Em 1979, virou lei: o time do interior com duas classificações seguidas ou três alternadas aos mata-matas do Nacional passaria a ter vaga no próprio Torneio Metropolitano. Àquela altura, o Talleres cumpria de uma vez os dois requisitos. Jogou naquele ano a liga cordobesa pela última vez (e foi campeão) e em 1979, tal como em 1977, voltou a liderar no Nacional o grupo que tinha também o River. A diferença é que ambos puderam avançar e, ironicamente, o bairro de Núñez festejaria o título enquanto o bairro Jardín amargou queda já nas quartas-de-final para o Unión. Mas era o bastante para em 1980 a maior torcida de Córdoba passar a dividir seu calendário entre Metropolitano e Nacional. Os novatos até estrearam com tudo no Metro em 1980 (vencido pelo River, diga-se), terminando em 3º com a mesma espinha-dorsal das temporadas anteriores.
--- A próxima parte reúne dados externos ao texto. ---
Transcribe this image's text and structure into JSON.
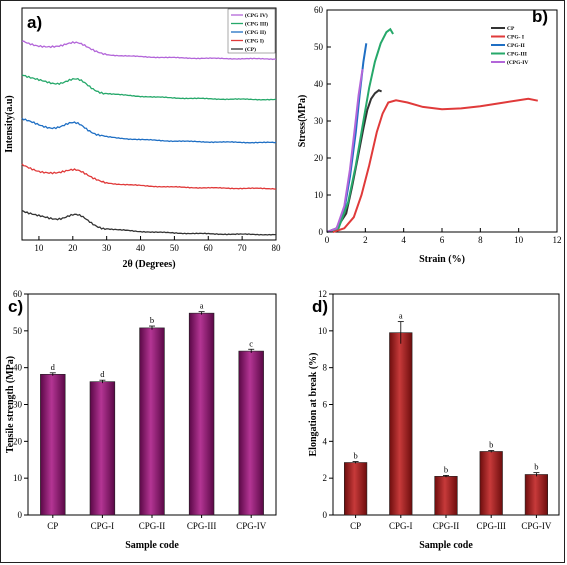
{
  "chart_data": [
    {
      "panel_label": "a)",
      "type": "line",
      "xlabel": "2θ (Degrees)",
      "ylabel": "Intensity(a.u)",
      "xlim": [
        5,
        80
      ],
      "x_ticks": [
        10,
        20,
        30,
        40,
        50,
        60,
        70,
        80
      ],
      "y_ticks": [],
      "legend_position": "top-right",
      "series": [
        {
          "name": "(CPG IV)",
          "color": "#b366d9"
        },
        {
          "name": "(CPG III)",
          "color": "#26a86a"
        },
        {
          "name": "(CPG II)",
          "color": "#1f6fc4"
        },
        {
          "name": "(CPG I)",
          "color": "#e03a3a"
        },
        {
          "name": "(CP)",
          "color": "#333333"
        }
      ]
    },
    {
      "panel_label": "b)",
      "type": "line",
      "xlabel": "Strain (%)",
      "ylabel": "Stress(MPa)",
      "xlim": [
        0,
        12
      ],
      "ylim": [
        0,
        60
      ],
      "x_ticks": [
        0,
        2,
        4,
        6,
        8,
        10,
        12
      ],
      "y_ticks": [
        0,
        10,
        20,
        30,
        40,
        50,
        60
      ],
      "legend_position": "top-right",
      "series": [
        {
          "name": "CP",
          "color": "#333333",
          "x": [
            0.0,
            0.5,
            1.0,
            1.3,
            1.6,
            1.9,
            2.1,
            2.3,
            2.5,
            2.7,
            2.85
          ],
          "y": [
            0,
            1,
            5,
            12,
            20,
            28,
            33,
            36,
            37.5,
            38.3,
            38.0
          ]
        },
        {
          "name": "CPG- I",
          "color": "#e03a3a",
          "x": [
            0.3,
            0.9,
            1.4,
            1.8,
            2.2,
            2.6,
            2.9,
            3.2,
            3.6,
            4.2,
            5.0,
            6.0,
            7.0,
            8.0,
            9.0,
            10.0,
            10.5,
            11.0
          ],
          "y": [
            0,
            1,
            4,
            10,
            18,
            27,
            32,
            35,
            35.6,
            35.0,
            33.8,
            33.2,
            33.4,
            34.0,
            34.8,
            35.6,
            36.0,
            35.5
          ]
        },
        {
          "name": "CPG-II",
          "color": "#1f6fc4",
          "x": [
            0.0,
            0.5,
            0.9,
            1.2,
            1.5,
            1.7,
            1.9,
            2.05
          ],
          "y": [
            0,
            1,
            6,
            15,
            27,
            37,
            46,
            51
          ]
        },
        {
          "name": "CPG-III",
          "color": "#26a86a",
          "x": [
            0.0,
            0.6,
            1.1,
            1.5,
            1.9,
            2.2,
            2.5,
            2.8,
            3.1,
            3.3,
            3.45
          ],
          "y": [
            0,
            1,
            8,
            18,
            30,
            39,
            46,
            51,
            54,
            54.8,
            53.5
          ]
        },
        {
          "name": "(CPG-IV",
          "color": "#b366d9",
          "x": [
            0.0,
            0.5,
            0.9,
            1.2,
            1.45,
            1.65,
            1.85
          ],
          "y": [
            0,
            1,
            7,
            17,
            28,
            37,
            44
          ]
        }
      ]
    },
    {
      "panel_label": "c)",
      "type": "bar",
      "xlabel": "Sample code",
      "ylabel": "Tensile strength (MPa)",
      "ylim": [
        0,
        60
      ],
      "y_ticks": [
        0,
        10,
        20,
        30,
        40,
        50,
        60
      ],
      "categories": [
        "CP",
        "CPG-I",
        "CPG-II",
        "CPG-III",
        "CPG-IV"
      ],
      "values": [
        38.2,
        36.2,
        50.8,
        54.8,
        44.5
      ],
      "errors": [
        0.4,
        0.4,
        0.5,
        0.4,
        0.5
      ],
      "significance": [
        "d",
        "d",
        "b",
        "a",
        "c"
      ],
      "bar_color": "#7a0f5e"
    },
    {
      "panel_label": "d)",
      "type": "bar",
      "xlabel": "Sample code",
      "ylabel": "Elongation at break (%)",
      "ylim": [
        0,
        12
      ],
      "y_ticks": [
        0,
        2,
        4,
        6,
        8,
        10,
        12
      ],
      "categories": [
        "CP",
        "CPG-I",
        "CPG-II",
        "CPG-III",
        "CPG-IV"
      ],
      "values": [
        2.85,
        9.9,
        2.1,
        3.45,
        2.2
      ],
      "errors": [
        0.05,
        0.6,
        0.05,
        0.05,
        0.1
      ],
      "significance": [
        "b",
        "a",
        "b",
        "b",
        "b"
      ],
      "bar_color": "#8b1212"
    }
  ]
}
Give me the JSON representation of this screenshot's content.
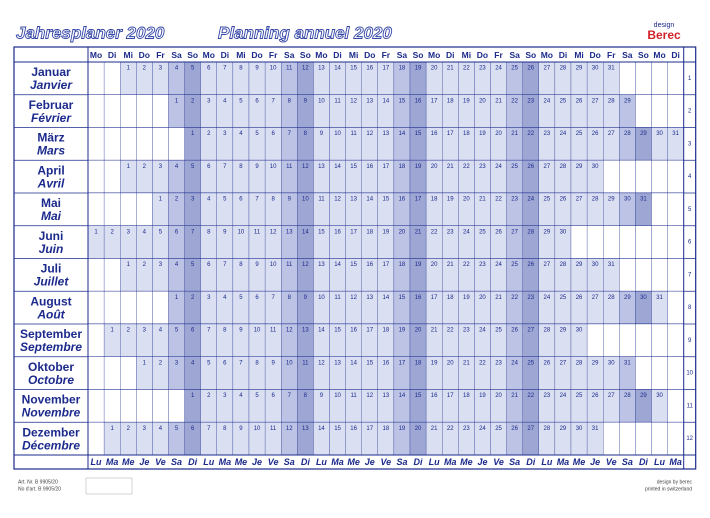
{
  "header": {
    "title_de": "Jahresplaner 2020",
    "title_fr": "Planning annuel 2020",
    "brand_small": "design",
    "brand": "Berec"
  },
  "weekdays_top": [
    "Mo",
    "Di",
    "Mi",
    "Do",
    "Fr",
    "Sa",
    "So",
    "Mo",
    "Di",
    "Mi",
    "Do",
    "Fr",
    "Sa",
    "So",
    "Mo",
    "Di",
    "Mi",
    "Do",
    "Fr",
    "Sa",
    "So",
    "Mo",
    "Di",
    "Mi",
    "Do",
    "Fr",
    "Sa",
    "So",
    "Mo",
    "Di",
    "Mi",
    "Do",
    "Fr",
    "Sa",
    "So",
    "Mo",
    "Di"
  ],
  "weekdays_bottom": [
    "Lu",
    "Ma",
    "Me",
    "Je",
    "Ve",
    "Sa",
    "Di",
    "Lu",
    "Ma",
    "Me",
    "Je",
    "Ve",
    "Sa",
    "Di",
    "Lu",
    "Ma",
    "Me",
    "Je",
    "Ve",
    "Sa",
    "Di",
    "Lu",
    "Ma",
    "Me",
    "Je",
    "Ve",
    "Sa",
    "Di",
    "Lu",
    "Ma",
    "Me",
    "Je",
    "Ve",
    "Sa",
    "Di",
    "Lu",
    "Ma"
  ],
  "months": [
    {
      "de": "Januar",
      "fr": "Janvier",
      "number": 1,
      "days": [
        null,
        null,
        1,
        2,
        3,
        4,
        5,
        6,
        7,
        8,
        9,
        10,
        11,
        12,
        13,
        14,
        15,
        16,
        17,
        18,
        19,
        20,
        21,
        22,
        23,
        24,
        25,
        26,
        27,
        28,
        29,
        30,
        31,
        null,
        null,
        null,
        null
      ]
    },
    {
      "de": "Februar",
      "fr": "Février",
      "number": 2,
      "days": [
        null,
        null,
        null,
        null,
        null,
        1,
        2,
        3,
        4,
        5,
        6,
        7,
        8,
        9,
        10,
        11,
        12,
        13,
        14,
        15,
        16,
        17,
        18,
        19,
        20,
        21,
        22,
        23,
        24,
        25,
        26,
        27,
        28,
        29,
        null,
        null,
        null
      ]
    },
    {
      "de": "März",
      "fr": "Mars",
      "number": 3,
      "days": [
        null,
        null,
        null,
        null,
        null,
        null,
        1,
        2,
        3,
        4,
        5,
        6,
        7,
        8,
        9,
        10,
        11,
        12,
        13,
        14,
        15,
        16,
        17,
        18,
        19,
        20,
        21,
        22,
        23,
        24,
        25,
        26,
        27,
        28,
        29,
        30,
        31
      ]
    },
    {
      "de": "April",
      "fr": "Avril",
      "number": 4,
      "days": [
        null,
        null,
        1,
        2,
        3,
        4,
        5,
        6,
        7,
        8,
        9,
        10,
        11,
        12,
        13,
        14,
        15,
        16,
        17,
        18,
        19,
        20,
        21,
        22,
        23,
        24,
        25,
        26,
        27,
        28,
        29,
        30,
        null,
        null,
        null,
        null,
        null
      ]
    },
    {
      "de": "Mai",
      "fr": "Mai",
      "number": 5,
      "days": [
        null,
        null,
        null,
        null,
        1,
        2,
        3,
        4,
        5,
        6,
        7,
        8,
        9,
        10,
        11,
        12,
        13,
        14,
        15,
        16,
        17,
        18,
        19,
        20,
        21,
        22,
        23,
        24,
        25,
        26,
        27,
        28,
        29,
        30,
        31,
        null,
        null
      ]
    },
    {
      "de": "Juni",
      "fr": "Juin",
      "number": 6,
      "days": [
        1,
        2,
        3,
        4,
        5,
        6,
        7,
        8,
        9,
        10,
        11,
        12,
        13,
        14,
        15,
        16,
        17,
        18,
        19,
        20,
        21,
        22,
        23,
        24,
        25,
        26,
        27,
        28,
        29,
        30,
        null,
        null,
        null,
        null,
        null,
        null,
        null
      ]
    },
    {
      "de": "Juli",
      "fr": "Juillet",
      "number": 7,
      "days": [
        null,
        null,
        1,
        2,
        3,
        4,
        5,
        6,
        7,
        8,
        9,
        10,
        11,
        12,
        13,
        14,
        15,
        16,
        17,
        18,
        19,
        20,
        21,
        22,
        23,
        24,
        25,
        26,
        27,
        28,
        29,
        30,
        31,
        null,
        null,
        null,
        null
      ]
    },
    {
      "de": "August",
      "fr": "Août",
      "number": 8,
      "days": [
        null,
        null,
        null,
        null,
        null,
        1,
        2,
        3,
        4,
        5,
        6,
        7,
        8,
        9,
        10,
        11,
        12,
        13,
        14,
        15,
        16,
        17,
        18,
        19,
        20,
        21,
        22,
        23,
        24,
        25,
        26,
        27,
        28,
        29,
        30,
        31,
        null
      ]
    },
    {
      "de": "September",
      "fr": "Septembre",
      "number": 9,
      "days": [
        null,
        1,
        2,
        3,
        4,
        5,
        6,
        7,
        8,
        9,
        10,
        11,
        12,
        13,
        14,
        15,
        16,
        17,
        18,
        19,
        20,
        21,
        22,
        23,
        24,
        25,
        26,
        27,
        28,
        29,
        30,
        null,
        null,
        null,
        null,
        null,
        null
      ]
    },
    {
      "de": "Oktober",
      "fr": "Octobre",
      "number": 10,
      "days": [
        null,
        null,
        null,
        1,
        2,
        3,
        4,
        5,
        6,
        7,
        8,
        9,
        10,
        11,
        12,
        13,
        14,
        15,
        16,
        17,
        18,
        19,
        20,
        21,
        22,
        23,
        24,
        25,
        26,
        27,
        28,
        29,
        30,
        31,
        null,
        null,
        null
      ]
    },
    {
      "de": "November",
      "fr": "Novembre",
      "number": 11,
      "days": [
        null,
        null,
        null,
        null,
        null,
        null,
        1,
        2,
        3,
        4,
        5,
        6,
        7,
        8,
        9,
        10,
        11,
        12,
        13,
        14,
        15,
        16,
        17,
        18,
        19,
        20,
        21,
        22,
        23,
        24,
        25,
        26,
        27,
        28,
        29,
        30,
        null
      ]
    },
    {
      "de": "Dezember",
      "fr": "Décembre",
      "number": 12,
      "days": [
        null,
        1,
        2,
        3,
        4,
        5,
        6,
        7,
        8,
        9,
        10,
        11,
        12,
        13,
        14,
        15,
        16,
        17,
        18,
        19,
        20,
        21,
        22,
        23,
        24,
        25,
        26,
        27,
        28,
        29,
        30,
        31,
        null,
        null,
        null,
        null,
        null
      ]
    }
  ],
  "footer": {
    "article_de": "Art. Nr. B 9905/20",
    "article_fr": "No d'art. B 9905/20",
    "design": "design by berec",
    "printed": "printed in switzerland"
  }
}
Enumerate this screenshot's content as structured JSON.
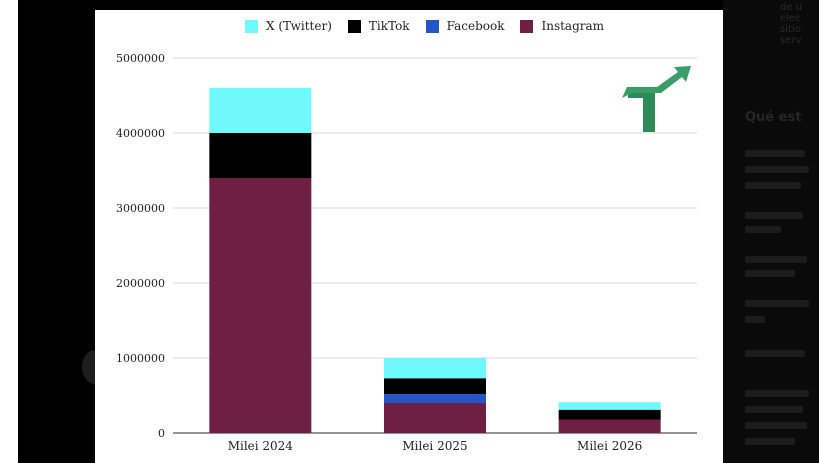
{
  "chart_data": {
    "type": "bar",
    "stacked": true,
    "categories": [
      "Milei 2024",
      "Milei 2025",
      "Milei 2026"
    ],
    "series": [
      {
        "name": "Instagram",
        "color": "#6f1e44",
        "values": [
          3400000,
          400000,
          180000
        ]
      },
      {
        "name": "Facebook",
        "color": "#2356c7",
        "values": [
          0,
          120000,
          0
        ]
      },
      {
        "name": "TikTok",
        "color": "#000000",
        "values": [
          600000,
          210000,
          130000
        ]
      },
      {
        "name": "X (Twitter)",
        "color": "#6ff9fd",
        "values": [
          600000,
          270000,
          100000
        ]
      }
    ],
    "legend_order": [
      "X (Twitter)",
      "TikTok",
      "Facebook",
      "Instagram"
    ],
    "yticks": [
      "0",
      "1000000",
      "2000000",
      "3000000",
      "4000000",
      "5000000"
    ],
    "ylim": [
      0,
      5000000
    ],
    "grid": true,
    "legend_position": "top"
  },
  "logo_icon": "green-arrow-up-right-icon"
}
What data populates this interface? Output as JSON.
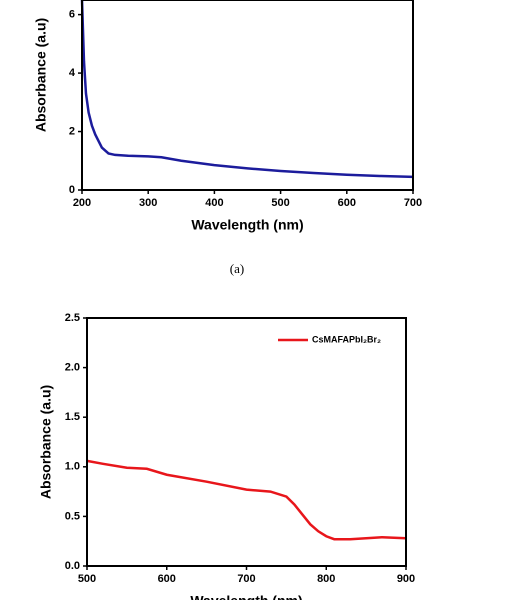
{
  "chart_data": [
    {
      "type": "line",
      "caption": "(a)",
      "xlabel": "Wavelength (nm)",
      "ylabel": "Absorbance (a.u)",
      "x": [
        200,
        203,
        206,
        210,
        215,
        220,
        230,
        240,
        250,
        270,
        300,
        320,
        350,
        400,
        450,
        500,
        550,
        600,
        650,
        700
      ],
      "series": [
        {
          "color": "#1c1c9c",
          "values": [
            6.5,
            4.4,
            3.3,
            2.65,
            2.2,
            1.9,
            1.45,
            1.25,
            1.2,
            1.17,
            1.15,
            1.12,
            1.0,
            0.85,
            0.74,
            0.65,
            0.58,
            0.52,
            0.48,
            0.45
          ]
        }
      ],
      "xlim": [
        200,
        700
      ],
      "xticks": [
        200,
        300,
        400,
        500,
        600,
        700
      ],
      "ylim": [
        0,
        6.5
      ],
      "yticks": [
        0,
        2,
        4,
        6
      ]
    },
    {
      "type": "line",
      "xlabel": "Wavelength (nm)",
      "ylabel": "Absorbance (a.u)",
      "x": [
        500,
        520,
        550,
        575,
        600,
        650,
        700,
        730,
        750,
        760,
        770,
        780,
        790,
        800,
        810,
        830,
        870,
        900
      ],
      "series": [
        {
          "name": "CsMAFAPbI₂Br₂",
          "color": "#e8161b",
          "values": [
            1.06,
            1.03,
            0.99,
            0.98,
            0.92,
            0.85,
            0.77,
            0.75,
            0.7,
            0.62,
            0.52,
            0.42,
            0.35,
            0.3,
            0.27,
            0.27,
            0.29,
            0.28
          ]
        }
      ],
      "xlim": [
        500,
        900
      ],
      "xticks": [
        500,
        600,
        700,
        800,
        900
      ],
      "ylim": [
        0,
        2.5
      ],
      "yticks": [
        {
          "value": 0,
          "label": "0.0"
        },
        {
          "value": 0.5,
          "label": "0.5"
        },
        {
          "value": 1,
          "label": "1.0"
        },
        {
          "value": 1.5,
          "label": "1.5"
        },
        {
          "value": 2,
          "label": "2.0"
        },
        {
          "value": 2.5,
          "label": "2.5"
        }
      ],
      "legend": "upper right"
    }
  ]
}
Mas, já em curto prazo, a honra cobrou seu preço. A frequente rotina de viagens pareceu cansar um elenco cada vez mais envelhecido, para o qual não se dava reposição duradoura à altura. La T continuava melhor nos Torneios Nacionais, de tiro mais curto; com um plantel renovado com diversas figuras antigas do River, foi semifinalista no de 1982. Depois ainda foi semifinalista no de 1984. Com o fim da competição em 1985, porém, a equipe passou a vagar comumente pelo meio de tabela e se acostumar com mediocridades.
Os anos 90 e 2000 viram rebaixamentos que chegaram a incluir mais de uma passagem pela terceira divisão. As disputas diretas de título no Apertura 2000 (que ficou com o Boca) e no Clausura 2004 foram pontos fora da curva, embora a primeira delas ainda rendesse classificação conjunta à Libertadores 2002 – onde estiveram no mesmo grupo e terminaram em dois empates. Já na de 2004, ao mesmo tempo em que lutava pelo título com o River, o Talleres, pelos promedios, ironicamente também brigava contra o rebaixamento. Caiu e demorou doze anos para voltar à elite.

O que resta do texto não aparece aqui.